Lyman is located on the road to Kramatorsk and Severodonetsk, which was described by a police officer in Lugansk province as “now surrounded”.

But regional governor Sergei Gede told Ukrainian television: “Severodonetsk has not been cut… there is still the possibility of providing humanitarian aid.”

His remarks came as Russia, in another exercise in military muscle-flexing, said it had successfully tested hypersonic missiles in the Arctic.

Inside Severodentsk, where an estimated 15,000 civilians live, a local official said “constant shelling” made it difficult to get in or out.

The head of the city’s military and civil administration, Oleksandr Styuk, said, “The evacuation is very unsafe, it is different cases when we manage to evacuate people. Now the priority is for the injured and those in need of serious medical assistance. ”

Water supplies were also running out rapidly, as the lack of electricity meant that the city’s well pumps were no longer working, he said, adding that residents had been without cellphone connections for more than two weeks.

Lugansk Governor Gede said Saturday night that the only road maintaining contact with the outside world was expected to be the epicenter of continued Russian attacks.

“The next week will be very difficult, as Russia spends all its resources on seizing Severodonetsk, or cutting off the oblast from communication with Ukraine,” he said.
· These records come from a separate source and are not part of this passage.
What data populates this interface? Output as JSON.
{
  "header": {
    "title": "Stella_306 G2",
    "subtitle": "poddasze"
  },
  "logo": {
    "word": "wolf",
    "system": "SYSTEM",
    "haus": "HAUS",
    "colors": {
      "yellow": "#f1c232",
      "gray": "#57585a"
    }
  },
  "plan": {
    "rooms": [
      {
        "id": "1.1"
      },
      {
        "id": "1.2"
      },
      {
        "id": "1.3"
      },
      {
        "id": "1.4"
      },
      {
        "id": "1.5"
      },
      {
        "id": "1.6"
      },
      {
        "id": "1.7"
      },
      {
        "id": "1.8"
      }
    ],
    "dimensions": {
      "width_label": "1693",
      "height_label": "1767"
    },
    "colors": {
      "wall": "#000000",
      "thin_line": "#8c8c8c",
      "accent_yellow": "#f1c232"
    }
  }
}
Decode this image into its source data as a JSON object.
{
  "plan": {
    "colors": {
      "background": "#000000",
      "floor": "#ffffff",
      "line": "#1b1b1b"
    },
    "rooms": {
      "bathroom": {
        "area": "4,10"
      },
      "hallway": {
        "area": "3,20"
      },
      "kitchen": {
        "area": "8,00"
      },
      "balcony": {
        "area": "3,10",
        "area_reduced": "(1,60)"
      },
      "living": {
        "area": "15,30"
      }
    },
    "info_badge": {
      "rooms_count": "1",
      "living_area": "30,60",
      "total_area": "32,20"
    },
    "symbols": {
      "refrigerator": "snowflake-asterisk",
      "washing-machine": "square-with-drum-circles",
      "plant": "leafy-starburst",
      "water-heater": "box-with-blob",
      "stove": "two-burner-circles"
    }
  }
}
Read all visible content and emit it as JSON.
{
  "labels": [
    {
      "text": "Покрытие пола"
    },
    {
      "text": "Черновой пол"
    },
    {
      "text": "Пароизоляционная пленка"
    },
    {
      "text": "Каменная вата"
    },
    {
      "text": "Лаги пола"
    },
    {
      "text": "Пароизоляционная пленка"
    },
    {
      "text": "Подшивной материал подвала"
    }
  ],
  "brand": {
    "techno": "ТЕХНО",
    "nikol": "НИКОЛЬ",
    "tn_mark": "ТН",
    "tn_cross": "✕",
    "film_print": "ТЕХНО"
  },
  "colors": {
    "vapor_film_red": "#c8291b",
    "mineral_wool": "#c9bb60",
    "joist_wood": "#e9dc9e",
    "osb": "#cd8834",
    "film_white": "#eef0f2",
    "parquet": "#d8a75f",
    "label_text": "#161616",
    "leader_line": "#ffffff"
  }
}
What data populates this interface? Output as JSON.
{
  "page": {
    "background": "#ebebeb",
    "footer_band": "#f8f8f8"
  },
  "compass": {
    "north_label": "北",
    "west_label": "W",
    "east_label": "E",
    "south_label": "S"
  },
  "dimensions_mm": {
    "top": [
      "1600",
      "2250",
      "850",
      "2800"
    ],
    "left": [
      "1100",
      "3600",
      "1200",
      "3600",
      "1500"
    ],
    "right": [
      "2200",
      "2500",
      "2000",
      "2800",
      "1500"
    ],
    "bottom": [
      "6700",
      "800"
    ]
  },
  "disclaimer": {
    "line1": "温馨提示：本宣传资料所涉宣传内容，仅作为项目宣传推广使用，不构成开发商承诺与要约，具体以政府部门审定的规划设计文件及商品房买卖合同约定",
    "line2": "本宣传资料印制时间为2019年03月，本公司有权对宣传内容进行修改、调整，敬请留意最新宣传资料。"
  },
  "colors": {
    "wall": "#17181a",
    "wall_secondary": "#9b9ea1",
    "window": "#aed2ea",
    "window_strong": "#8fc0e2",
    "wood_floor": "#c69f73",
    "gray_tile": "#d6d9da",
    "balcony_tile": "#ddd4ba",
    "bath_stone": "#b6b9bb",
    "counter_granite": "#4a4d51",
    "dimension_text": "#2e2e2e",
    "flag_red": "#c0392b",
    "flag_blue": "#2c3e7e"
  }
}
As France and Germany called for talks aimed at ending the war that has been generating millions of refugees, Saturday’s phone call with Putin also focused on an impending global food security crisis.

In addition to capturing major port cities such as Mariupol, Russia has used its warships to cut off others still in Ukrainian hands, preventing grain supplies from being carried out.

Russia and Ukraine supply about 30 percent of the wheat traded in global markets.

Russia has tightened its own exports and Ukraine has sizable stockpiles, soaring prices and cutting down on availability around the world.

Instead of blaming Western sanctions, Putin has repeatedly dismissed any responsibility.

But on Saturday, he told Macron and Scholz that Russia was “ready” to look for ways to allow more wheat into the global market.

The Kremlin quoted him as saying, “Russia is ready to help find alternatives to uninterrupted exports of grain, including Ukrainian grain exports from Black Sea ports.”

He also called for the lifting of restrictions to allow “an increase in the supply of Russian fertilizers and agricultural products” on the global market.

According to US media reports, the urgent call by Zelensky for more advanced weapons from Ukraine’s Western allies, with Washington agreeing to send advanced long-range rocket systems, appears to be paying off.

Pentagon spokesman John Kirby did not confirm plans to deliver the M270 Multiple Launch Rocket System, a highly mobile device capable of firing up to 300 kilometers (186 mi), which Kyiv has said is badly needed.

But he added that Washington is “still committed to helping them succeed on the battlefield”.

In a phone call on Saturday, British Prime Minister Boris Johnson told Zelensky that his country would continue to help “by providing the equipment they need”, his office said.

But Putin warned Macron and Scholz that increasing arms supplies to Ukraine would be “dangerous” and risk “further instability”.

He spoke after the Russian military said it had successfully fired one of its Zircon hypersonic cruise missiles at a range of about 1,000 kilometers in the Arctic.

As Zelensky tries to increase international pressure on Moscow, he will speak to EU leaders on sanctions on Russian oil at an emergency summit on Monday.

The measure is being negotiated by Hungary, which Prime Minister Viktor Orban has close ties with Putin.